The video details many of the hardest and most thrilling aspects of producing such an impressive technical battle – from pyrotechnics to drones and spider-cams and horse-riding techniques, but of most interest is what first-time Game of Thrones director Matt Shakman says about shooting multiple character’s points of view during “The Loot Train Battle” because there’ll probably never be more important characters (and their individual stories) on screen at any one time than in a fuck off big battle.
Here, the script would have mostly done the director’s job for him as Jaime Lannister and Bronn’s points of view would have been written as the pimary perspectives but the POV does switch numerous times during the ten minute battle and is always handled with aplomb.

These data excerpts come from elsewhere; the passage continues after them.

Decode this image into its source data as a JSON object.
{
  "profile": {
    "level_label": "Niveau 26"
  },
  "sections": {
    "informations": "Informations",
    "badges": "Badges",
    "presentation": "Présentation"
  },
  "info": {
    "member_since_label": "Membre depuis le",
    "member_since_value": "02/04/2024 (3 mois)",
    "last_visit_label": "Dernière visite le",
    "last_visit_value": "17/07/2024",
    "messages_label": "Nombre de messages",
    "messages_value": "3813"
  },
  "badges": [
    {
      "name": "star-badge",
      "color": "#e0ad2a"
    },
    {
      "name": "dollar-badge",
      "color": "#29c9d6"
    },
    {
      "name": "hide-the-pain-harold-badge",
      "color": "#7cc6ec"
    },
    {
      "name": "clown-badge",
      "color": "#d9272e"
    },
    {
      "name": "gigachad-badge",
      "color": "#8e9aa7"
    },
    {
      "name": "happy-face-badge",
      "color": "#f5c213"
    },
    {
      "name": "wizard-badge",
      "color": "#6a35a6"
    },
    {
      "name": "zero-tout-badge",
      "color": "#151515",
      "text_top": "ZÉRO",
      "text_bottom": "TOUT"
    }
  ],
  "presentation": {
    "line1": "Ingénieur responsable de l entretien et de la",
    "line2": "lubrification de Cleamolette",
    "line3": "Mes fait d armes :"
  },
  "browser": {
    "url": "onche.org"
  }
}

Especially when you consider this is (presumably) Shakman’s first ever battle scene… unless he went all Gettysburg in one of the forty-plus episodes of It’s Always Sunny in Philadelphia he directed!

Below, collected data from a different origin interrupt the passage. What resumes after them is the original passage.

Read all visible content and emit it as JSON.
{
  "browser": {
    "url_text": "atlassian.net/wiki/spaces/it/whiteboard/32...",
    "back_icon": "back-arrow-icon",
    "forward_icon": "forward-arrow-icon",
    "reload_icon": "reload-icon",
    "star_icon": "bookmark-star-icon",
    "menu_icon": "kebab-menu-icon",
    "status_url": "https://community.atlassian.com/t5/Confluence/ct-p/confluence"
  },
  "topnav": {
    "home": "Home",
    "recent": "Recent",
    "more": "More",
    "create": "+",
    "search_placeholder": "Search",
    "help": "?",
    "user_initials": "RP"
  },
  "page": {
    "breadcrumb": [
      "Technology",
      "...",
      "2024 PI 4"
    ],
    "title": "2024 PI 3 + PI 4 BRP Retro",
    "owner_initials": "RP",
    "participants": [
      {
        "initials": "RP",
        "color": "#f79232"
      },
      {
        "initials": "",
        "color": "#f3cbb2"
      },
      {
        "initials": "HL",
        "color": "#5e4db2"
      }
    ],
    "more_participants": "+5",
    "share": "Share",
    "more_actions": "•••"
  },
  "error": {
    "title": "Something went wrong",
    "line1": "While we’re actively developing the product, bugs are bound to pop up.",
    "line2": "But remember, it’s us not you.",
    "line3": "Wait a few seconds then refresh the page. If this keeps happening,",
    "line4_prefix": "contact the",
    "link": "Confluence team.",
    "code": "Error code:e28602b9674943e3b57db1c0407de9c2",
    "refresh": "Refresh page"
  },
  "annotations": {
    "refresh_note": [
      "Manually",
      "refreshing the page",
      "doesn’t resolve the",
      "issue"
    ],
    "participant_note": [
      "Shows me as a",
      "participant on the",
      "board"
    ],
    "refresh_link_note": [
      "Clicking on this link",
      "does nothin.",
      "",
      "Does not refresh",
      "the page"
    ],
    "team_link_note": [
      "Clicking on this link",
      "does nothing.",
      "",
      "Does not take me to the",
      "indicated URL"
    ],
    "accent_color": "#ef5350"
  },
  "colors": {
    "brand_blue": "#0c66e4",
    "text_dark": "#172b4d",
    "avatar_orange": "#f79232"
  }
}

Of course, there’s Dany’s POV atop her dragon (shot from drones and spider-cam!) there are random soldier’s perspectives and battlefield direction also requires the view switches often between overhead, god-like, omniscient views of the whole battlefield to up close and personal, cinema verité, war-film documentary style shots in amongst the action.

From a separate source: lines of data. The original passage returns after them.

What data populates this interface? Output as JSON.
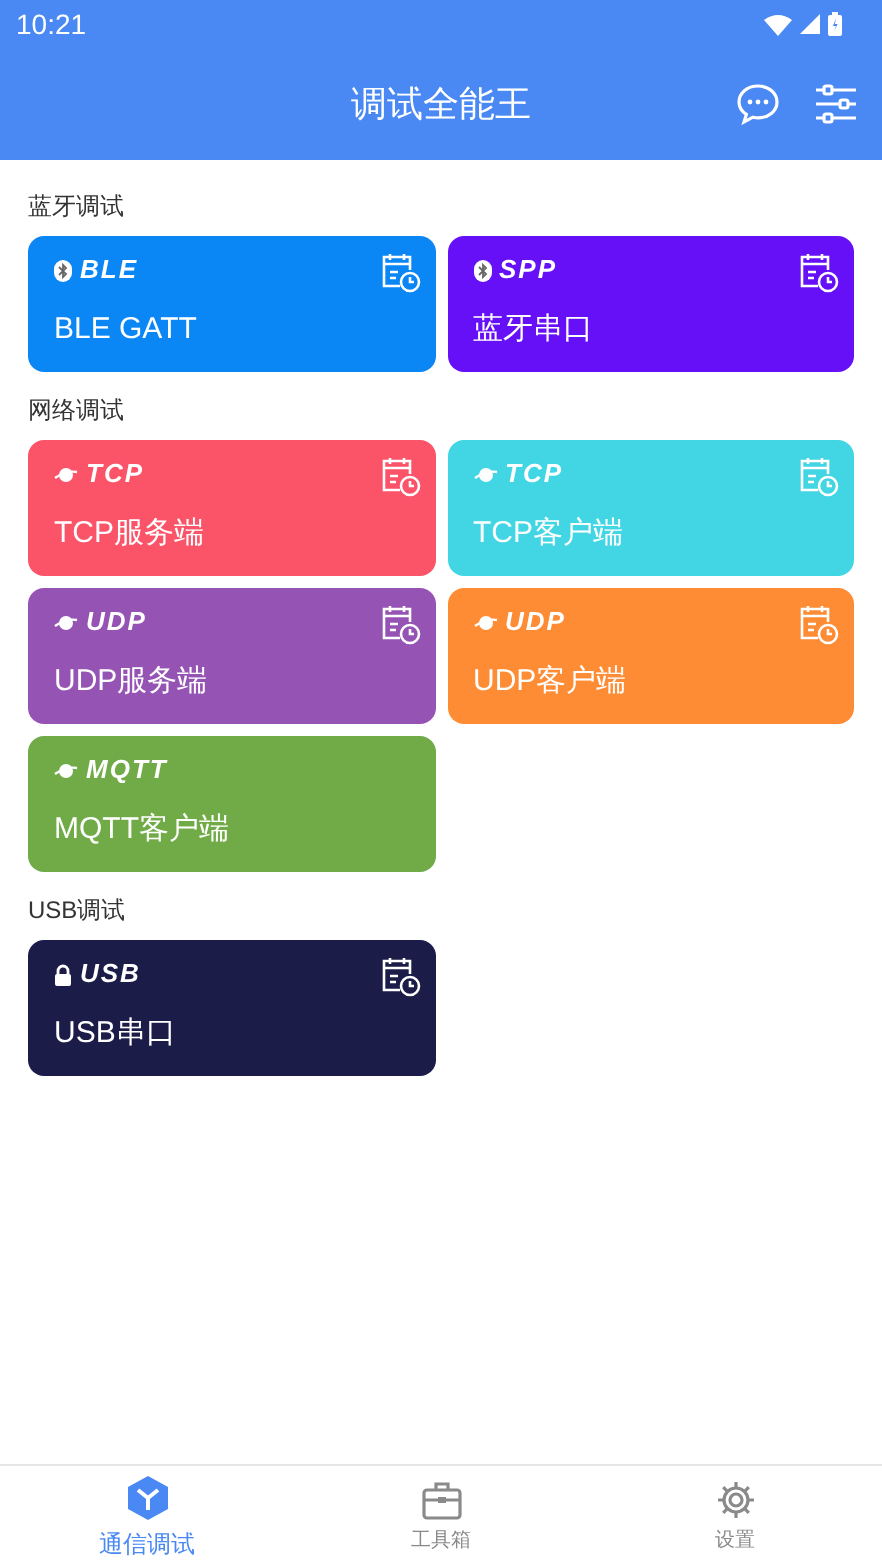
{
  "status_bar": {
    "time": "10:21"
  },
  "app_bar": {
    "title": "调试全能王"
  },
  "sections": [
    {
      "title": "蓝牙调试",
      "cards": [
        {
          "badge": "BLE",
          "label": "BLE GATT",
          "kind": "bluetooth",
          "color": "#0a86f5",
          "history": true
        },
        {
          "badge": "SPP",
          "label": "蓝牙串口",
          "kind": "bluetooth",
          "color": "#6610f7",
          "history": true
        }
      ]
    },
    {
      "title": "网络调试",
      "cards": [
        {
          "badge": "TCP",
          "label": "TCP服务端",
          "kind": "network",
          "color": "#fb5368",
          "history": true
        },
        {
          "badge": "TCP",
          "label": "TCP客户端",
          "kind": "network",
          "color": "#42d6e4",
          "history": true
        },
        {
          "badge": "UDP",
          "label": "UDP服务端",
          "kind": "network",
          "color": "#9554b4",
          "history": true
        },
        {
          "badge": "UDP",
          "label": "UDP客户端",
          "kind": "network",
          "color": "#fd8c34",
          "history": true
        },
        {
          "badge": "MQTT",
          "label": "MQTT客户端",
          "kind": "network",
          "color": "#70ab47",
          "history": false
        }
      ]
    },
    {
      "title": "USB调试",
      "cards": [
        {
          "badge": "USB",
          "label": "USB串口",
          "kind": "usb",
          "color": "#1c1c48",
          "history": true
        }
      ]
    }
  ],
  "bottom_nav": [
    {
      "label": "通信调试",
      "kind": "cube",
      "selected": true
    },
    {
      "label": "工具箱",
      "kind": "toolbox",
      "selected": false
    },
    {
      "label": "设置",
      "kind": "gear",
      "selected": false
    }
  ]
}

I don’t remember seeing any here but think of those Saving Private Ryan blood and mud splats that hit the camera. Great in a documentary but my suspension of disbelief is always pulled from under me when I see it in fiction.
Giving Peter Dinklage’s Tyrion Lannister a better vantage point on a hilltop gives you an advantage in more ways than being able to cut to a character overlooking the battle – this ‘Commander’s bigger picture’ POV also gives your character chance to narrate proceedings meaning you can add perspective and tension.
Switching perspective is as necessary a device as the size of your shot and pace of your edits and the three are interwoven. For instance, Tyrion atop the hill has to see lingering wide shots of the whole battle while Bron, lost in the fog of war needs tightly framed shots and quick cuts so flaming soldiers and Dothraki warriors can come out of nowhere.
In summary: Remember to think (when both writing and directing) who’s story you’re telling. Generally, whoever has most to lose, pick them!
Choose the size of your shots and speed of your edits based on POV.